In reality, mediation services are often provided by housing providers or local authorities, who are not able to remain impartial and who measure the success of the process in terms of the housing outcome for the young person. Such services are closer to conciliation than mediation.
Mediation is often undertaken when a young person presents as homeless having left the family home, but it can also be undertaken before a young person leaves home to prevent homelessness or enable them to stay at home while suitable alternative accommodation is arranged.

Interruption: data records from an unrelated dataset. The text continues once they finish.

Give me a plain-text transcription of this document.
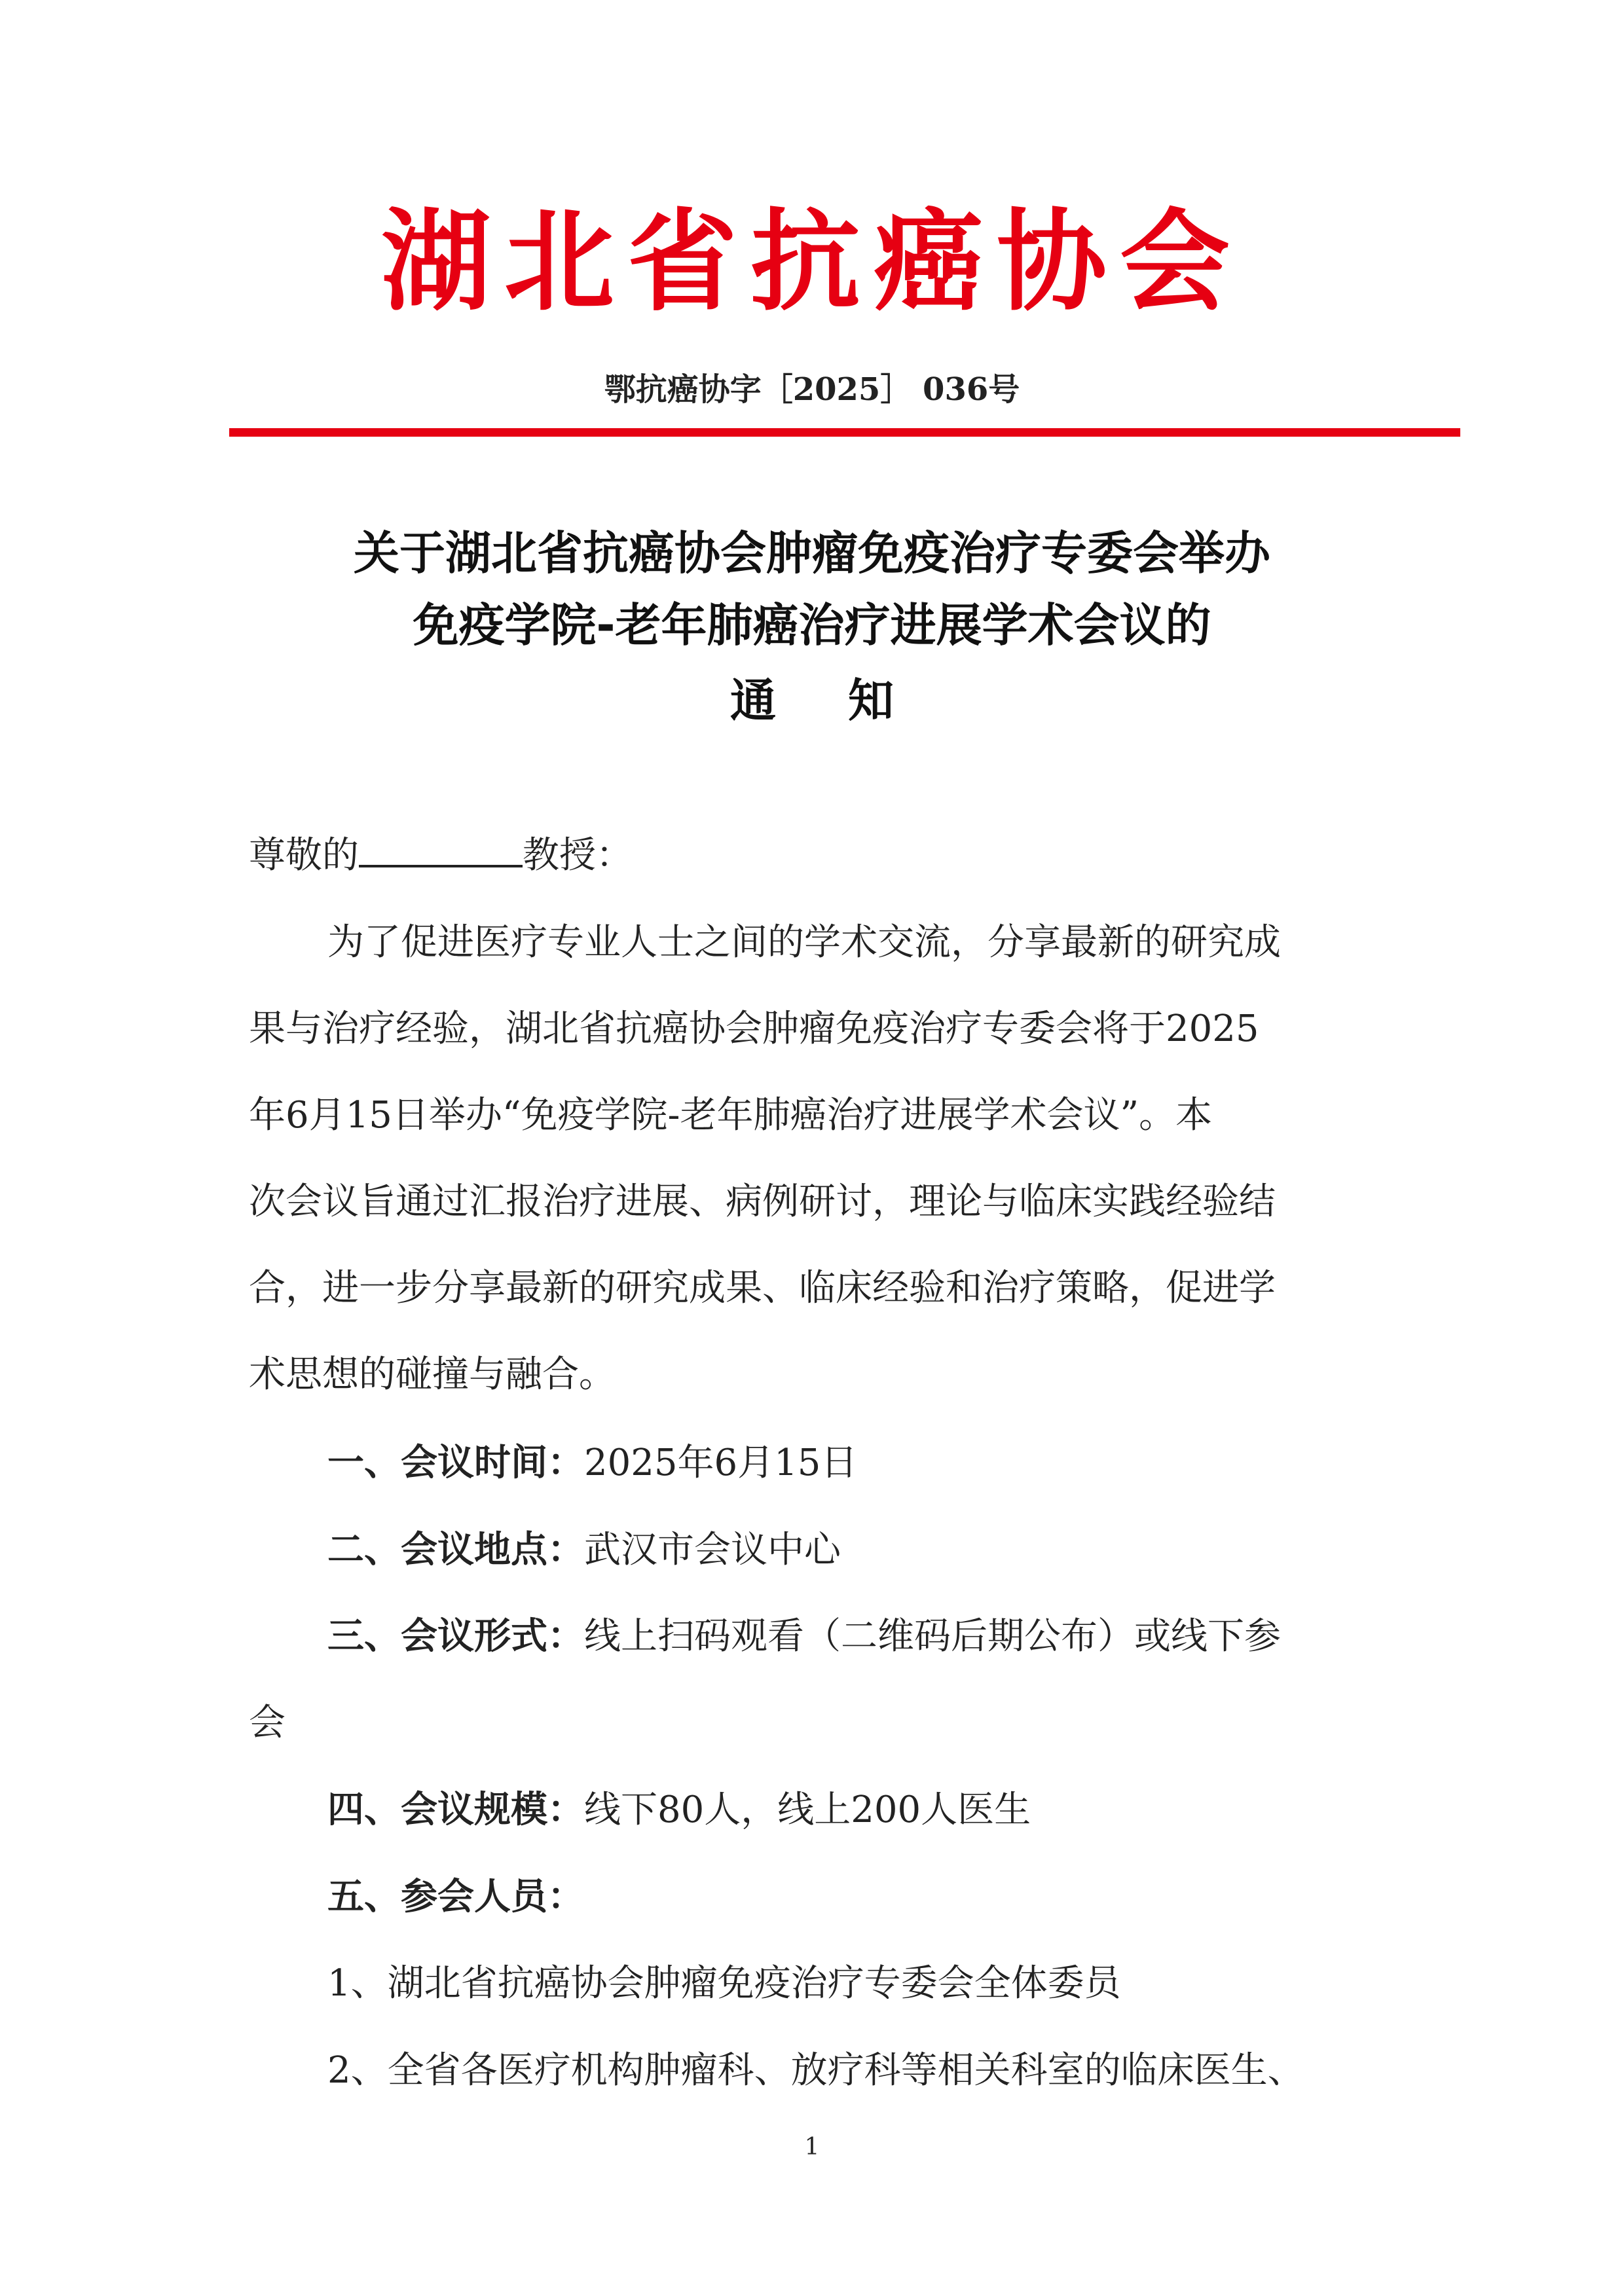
湖北省抗癌协会
鄂抗癌协字［2025］ 036号
关于湖北省抗癌协会肿瘤免疫治疗专委会举办
免疫学院-老年肺癌治疗进展学术会议的
通知
尊敬的	教授：
为了促进医疗专业人士之间的学术交流，分享最新的研究成
果与治疗经验，湖北省抗癌协会肿瘤免疫治疗专委会将于2025
年6月15日举办“免疫学院-老年肺癌治疗进展学术会议”。本
次会议旨通过汇报治疗进展、病例研讨，理论与临床实践经验结
合，进一步分享最新的研究成果、临床经验和治疗策略，促进学
术思想的碰撞与融合。
一、会议时间：2025年6月15日
二、会议地点：武汉市会议中心
三、会议形式：线上扫码观看（二维码后期公布）或线下参
会
四、会议规模：线下80人，线上200人医生
五、参会人员：
1、湖北省抗癌协会肿瘤免疫治疗专委会全体委员
2、全省各医疗机构肿瘤科、放疗科等相关科室的临床医生、
1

Mediation services range from a one-off session via a phone call, home visit or a meeting of all parties in a neutral space, to a more holistic family reconnection service. The latter uses a case-management approach to provide support to young people and their families to facilitate improved relationships and re-entry to the family home. Family reconnection interventions also encourage long-term access to mental health services and provide ongoing support to help ensure that family relationships are healed in a more permanent way.
What is its goal?
Strictly speaking, the aim of mediation should be to repair the relationship between a young person who is at risk of, or is already, homeless and their parent or carer. The real focus of many mediation programmes is about preventing homelessness by facilitating access back into the family home for a young person or enabling them to stay there while alternative suitable accommodation is found.